Cosa cambia per lo studio
- I condannati per art. 609-bis c.p. attualmente in espiazione possono presentare istanza di benefici penitenziari al tribunale di sorveglianza competente, senza che il titolo di reato costituisca una barriera insuperabile.
- Il giudice di sorveglianza deve ora svolgere una valutazione individualizzata: il difensore può costruire un fascicolo documentale sul percorso rieducativo, i trattamenti intrapresi, il comportamento in istituto e il programma di reinserimento.
- Le istanze già rigettate per effetto del solo automatismo normativo potrebbero essere riproponibili, considerata la sopravvenuta dichiarazione di incostituzionalità, con effetti retroattivi propri di questo tipo di pronuncia.
- Per i procedimenti in corso davanti alla sorveglianza, il difensore deve aggiornare i motivi di istanza, eliminando qualsiasi accettazione implicita della preclusione e richiedendo espressamente la valutazione di merito.
- Va verificato se la pronuncia incide anche sui limiti alla concessione della libertà condizionale per questa categoria di reati, ambito su cui potrebbero aprirsi ulteriori questioni.
Attenzione a
L’eliminazione dell’automatismo non significa accesso garantito ai benefici: il tribunale di sorveglianza conserva pieno potere di diniego sulla base della valutazione concreta del caso. Presentare un’istanza priva di un solido corredo documentale sul percorso trattamentale equivale a offrire al giudice l’unica arma che gli resta per respingerla. Investire nella raccolta di relazioni degli educatori, referti psicologici e programmi di reinserimento è ora la mossa difensiva decisiva.
Attenzione anche ai tempi: la pronuncia di incostituzionalità produce effetti dal giorno successivo alla pubblicazione in Gazzetta Ufficiale. Le istanze vanno calibrate su quella data, verificando se nel frattempo siano maturati i requisiti temporali minimi previsti dagli artt. 47 e ss. o.p. per ciascun beneficio richiesto.
Domande frequenti
Dopo la sentenza della Consulta posso chiedere i benefici penitenziari per un condannato ex art. 609-bis c.p.?
Sì. La dichiarazione di illegittimità costituzionale dell’automatismo preclusivo consente ora di presentare istanza al tribunale di sorveglianza. Il giudice non può più rigettare per il solo titolo di reato, ma deve valutare il percorso individuale del condannato. È indispensabile corredare l’istanza con documentazione sul trattamento penitenziario svolto.

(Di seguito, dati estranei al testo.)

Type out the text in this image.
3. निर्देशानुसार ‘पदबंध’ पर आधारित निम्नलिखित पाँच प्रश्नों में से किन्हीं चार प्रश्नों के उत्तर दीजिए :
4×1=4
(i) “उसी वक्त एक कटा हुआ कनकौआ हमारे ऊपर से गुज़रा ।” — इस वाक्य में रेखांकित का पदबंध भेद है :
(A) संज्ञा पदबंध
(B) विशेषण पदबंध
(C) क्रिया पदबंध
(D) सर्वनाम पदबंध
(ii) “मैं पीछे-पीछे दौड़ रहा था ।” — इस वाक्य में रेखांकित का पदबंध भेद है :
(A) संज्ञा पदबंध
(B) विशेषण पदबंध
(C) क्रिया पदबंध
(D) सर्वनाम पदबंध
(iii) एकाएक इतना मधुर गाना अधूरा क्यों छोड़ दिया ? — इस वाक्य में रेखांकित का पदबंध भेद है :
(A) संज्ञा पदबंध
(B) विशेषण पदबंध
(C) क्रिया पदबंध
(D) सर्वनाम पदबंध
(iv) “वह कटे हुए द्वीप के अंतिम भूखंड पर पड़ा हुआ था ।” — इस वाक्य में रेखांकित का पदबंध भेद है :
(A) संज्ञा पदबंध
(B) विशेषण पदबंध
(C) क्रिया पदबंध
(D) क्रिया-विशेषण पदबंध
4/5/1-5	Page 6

La sentenza della Corte Costituzionale sui benefici penitenziari e il 609-bis vale anche per le istanze già rigettate?
Le pronunce di illegittimità costituzionale hanno efficacia retroattiva sui rapporti ancora pendenti o non definitivamente esauriti. Un’istanza rigettata con motivazione fondata esclusivamente sull’automatismo normativo ora dichiarato incostituzionale può essere riproposta, allegando la sopravvenuta pronuncia della Consulta come elemento giuridico sopravvenuto.
Quali benefici penitenziari può richiedere il difensore dopo che la Consulta ha eliminato l’automatismo per il reato di atti sessuali con minorenne?
Tutti i benefici disciplinati dagli artt. 47 e ss. della l. 354/1975: affidamento in prova al servizio sociale, detenzione domiciliare, semilibertà e, eventualmente, liberazione anticipata. La concessione dipende dal raggiungimento dei requisiti temporali minimi e dall’esito della valutazione individualizzata del tribunale di sorveglianza.